A pension fund should have exercised better discretion when allocating a more than R1-million death benefit to the deceased’s 75-year old mother who already received a State grant, to the total exclusion of his former life partner, the Pension Funds Adjudicator has ruled.
Muvhango Lukhaimane ordered Absa Pension Fund (first respondent) to re-exercise its discretion in terms of section 37C of the Pension Funds Act and consider the request of the complainant, JT Damoense, to be allocated a share of the death benefit.
The complainant was the former life partner of LB Mantjiu who passed away on 4 March 2017. The deceased was a member of the first respondent, administered by Absa Consultants and Actuaries (Pty) Ltd (second respondent).
Following the deceased’s demise, a death benefit in the amount of R1 065 480.00 became available for distribution to his beneficiaries and dependants. The board resolved to allocate the entire benefit to the deceased’s mother, RD Mantjiu, to the exclusion of the complainant.
The complainant submitted she is a nominee in the deceased’s beneficiary nomination form and as such, she should have been considered by the fund.
The deceased passed away in a car accident together with their minor son.
The complainant said that despite the fund’s submission that it considered all the relevant factors in deciding to exclude her, it failed to consider the fact that Ms Mantjiu was 75 years of age and received an old age grant from the State which satisfied all her maintenance needs.
She submitted that the board failed to consider Ms Mantjiu’s needs, her extent of dependency on the deceased, whether or not only the deceased provided her with financial support and if she received income from other sources.
She added that the board failed to consider other sources from whence the deceased’s mother could have received some funds and what impact those funds had on her needs. She asked what socio-economic difficulty would have befallen Ms Mantjiu if she was allocated 50% of the death benefit as set out in the beneficiary nomination form.
She further asserted that the board failed to consider her personal circumstances and the fact that the complainant was a nominee entitled to 50% of the death benefit.
The second respondent submitted that during its investigation, the board established that deceased’s mother, Ms Mantjiu, was a pensioner and was financially dependent on the deceased for maintenance prior to his demise.
She was also nominated to receive 50% of the death benefit in the deceased’s beneficiary nomination form. Due to the fact that the deceased had to maintain his mother, she was accordingly identified as his factual dependant.
It stated that the deceased was involved in a life partnership with the complainant when he signed the beneficiary nomination form on 5 March 2010. The relationship between the deceased and the complainant was non-existent at the time of his demise.
During their period of break-up, the deceased maintained his son with the complainant. Thus, the extent of financial dependency of the complainant on the deceased was the contributions towards his son’s general maintenance and not directly towards the complainant’s financial needs.
In this regard, it referred to an affidavit signed by the complainant wherein she stated that the deceased provided her with money in respect of their son’s maintenance.

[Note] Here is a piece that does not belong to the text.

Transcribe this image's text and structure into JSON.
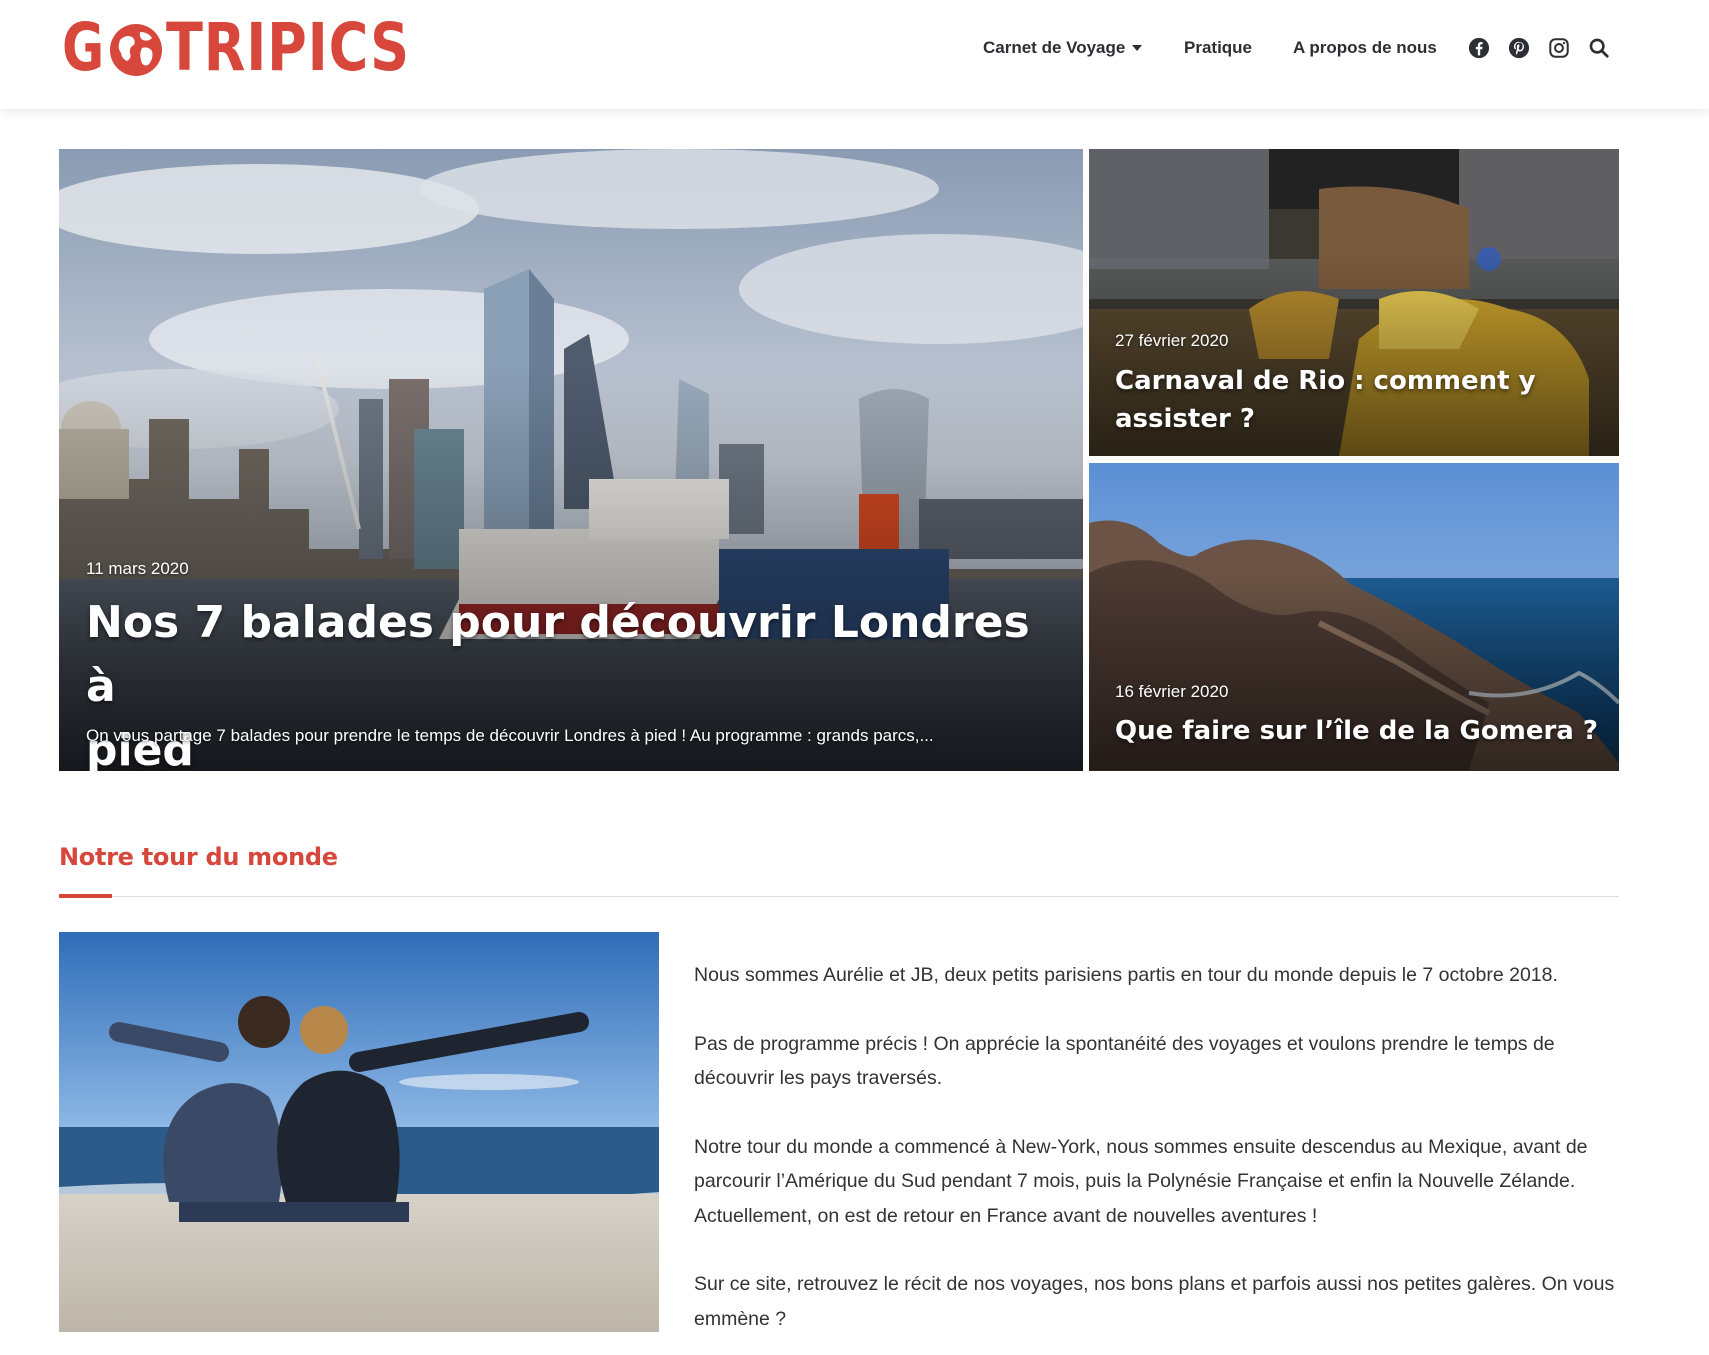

The board’s investigation revealed that the complainant was gainfully employed and earned R21 000 per month, was 37 years of age and fully able to generate income through her employment.
It submitted that even though the complainant was a nominee, the board identified her as not being financially dependent on the deceased. The level of financial dependency to maintain their son did not exist anymore as their son passed away with the deceased.
In her determination, Ms Lukhaimane said in principle a member is legally liable for the maintenance of a spouse and children as they rely on the member for the necessities of life. In the case of factual dependants, where there is no duty of support, a person might still be a dependant if the deceased in some way contributed to the maintenance of that person.
She said having conducted its investigation, the board resolved to allocate the entire death benefit to the deceased’s mother, to the exclusion of the complainant.
However, she said where there are dependants and nominees, the Act provided for the board to make an equitable distribution.
“In the present matter, the amount of the death benefit is R1 065 480.
“Ms Mantjiu was proven to have been financially dependent on the deceased, received an old age pension from the State and was allocated the entire amount of the death benefit.
“Ms Mantjiu also received a payment in respect of a group life assurance benefit. On the other hand, the complainant who is 37 years of age was excluded and is earning a monthly salary of R21 000.”
Ms Lukhaimane said one of the critical sore points was that the deceased completed a beneficiary nomination form assigning 50% of the death benefit to the complainant and another half to his mother. However, the board failed to follow the deceased’s wishes.
“The board should have considered the complainant on the basis that she was a
nominee. The complainant did not have to prove that she was financially dependent on the deceased for her to be considered.
“The mere status of being a nominee compelled the fund to consider her situation
together with the totality of other relevant factors.”
Ms Lukhaimane set aside the decision of the board of the first respondent to allocate the entire amount of the death benefit to Ms Mantjiu, to the exclusion of the complainant, without considering relevant factors.
The board of the first respondent was ordered to re-exercise its discretion in terms of section 37C of the Act, considering the issues raised in this determination,” said Ms Lukhaimane.